Entonado de la superficie
La escayola cruda absorbe con avidez y de forma desigual, así que cualquier color aplicado directamente se agarra a manchas. El primer paso del entonado es siempre igualar esa absorción con un sellado ligero: cola diluida, goma laca de baja concentración o una imprimación mate, en capas finas que no ahoguen el relieve. Un sellado excesivo deja la pieza acristalada y le quita el aspecto de material poroso.
Sobre esa base se trabaja por veladuras. Aguadas sucesivas de pigmento muy diluido, dejadas asentar en los fondos y retiradas de los resaltes con un paño, construyen profundidad sin cubrir. Es el procedimiento con el que se imitan piedras y superficies envejecidas, y también el que permite integrar un fragmento nuevo dentro de un conjunto antiguo. Al final, una cera microcristalina sacada a brillo suave unifica el conjunto y protege sin cambiar el color.
Dos criterios ordenan el trabajo: probar antes en una muestra de la misma escayola, porque el color seco no se parece al color mojado, y preferir materiales reversibles, que puedan retirarse sin dañar el vaciado si el resultado no convence.
Ventilación y limpieza del polvo
El polvo es el residuo permanente de este oficio. Se genera al lijar, al cortar, al picar un molde perdido y al barrer, y su parte más fina se queda flotando durante horas: es la que se respira y la que acaba dentro de los moldes y sobre las piezas recién entonadas. Un taller de vaciado se organiza, en buena parte, alrededor de la idea de no volver a levantar el polvo que ya ha caído.

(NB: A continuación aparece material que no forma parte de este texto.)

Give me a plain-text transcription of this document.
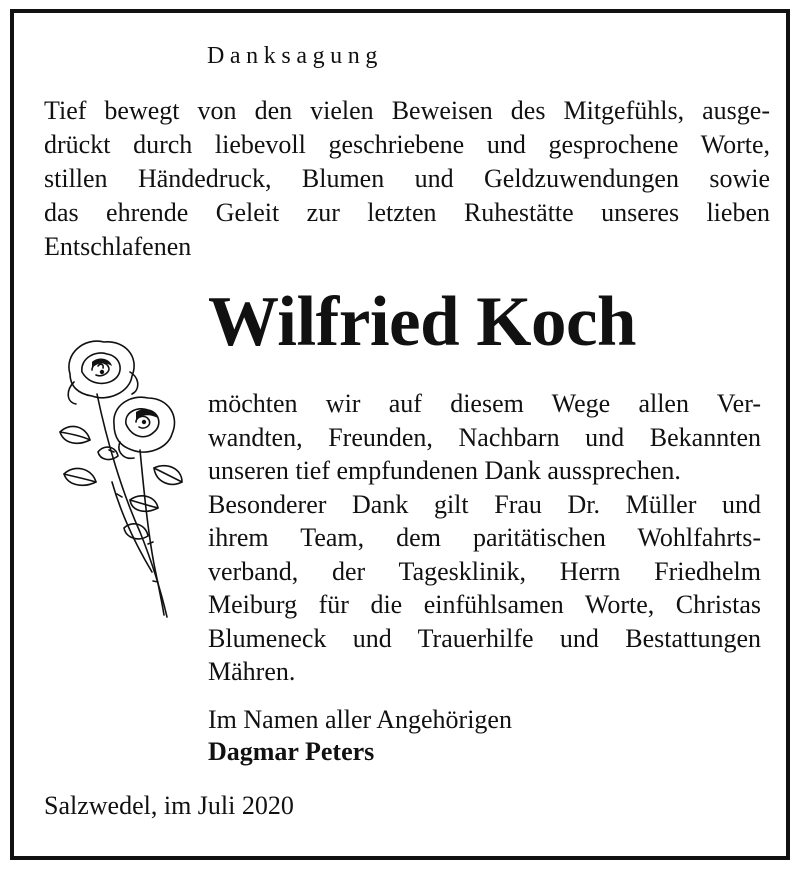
Danksagung
Tief bewegt von den vielen Beweisen des Mitgefühls, ausge-
drückt durch liebevoll geschriebene und gesprochene Worte,
stillen Händedruck, Blumen und Geldzuwendungen sowie
das ehrende Geleit zur letzten Ruhestätte unseres lieben
Entschlafenen
Wilfried Koch
möchten wir auf diesem Wege allen Ver-
wandten, Freunden, Nachbarn und Bekannten
unseren tief empfundenen Dank aussprechen.
Besonderer Dank gilt Frau Dr. Müller und
ihrem Team, dem paritätischen Wohlfahrts-
verband, der Tagesklinik, Herrn Friedhelm
Meiburg für die einfühlsamen Worte, Christas
Blumeneck und Trauerhilfe und Bestattungen
Mähren.
Im Namen aller Angehörigen
Dagmar Peters
Salzwedel, im Juli 2020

La captación en origen es lo más eficaz. Un aspirador con filtro adecuado conectado a la herramienta o colocado junto a la zona de repaso retira la mayor parte antes de que se disperse. Después, ventilación cruzada real —dos aberturas, no una— y limpieza en húmedo. Barrer en seco y soplar con aire comprimido son las dos formas más rápidas de convertir el polvo asentado en polvo respirable.
- Separar la zona de repaso y lijado de la zona de moldeo y secado.
- Aspirar y fregar en húmedo; nunca barrer en seco ni soplar con aire comprimido.
- Usar mascarilla filtrante y gafas en las tareas que generan polvo o proyecciones.
- Proteger las manos con guantes al trabajar con masas y con productos de curado.
- No verter agua con yeso por el desagüe: decantar en un cubo, dejar endurecer el poso y gestionar el residuo sólido por la vía de recogida que corresponda.
- Guardar los sacos cerrados y sobre palet; la escayola húmeda se apelmaza y ya no vale.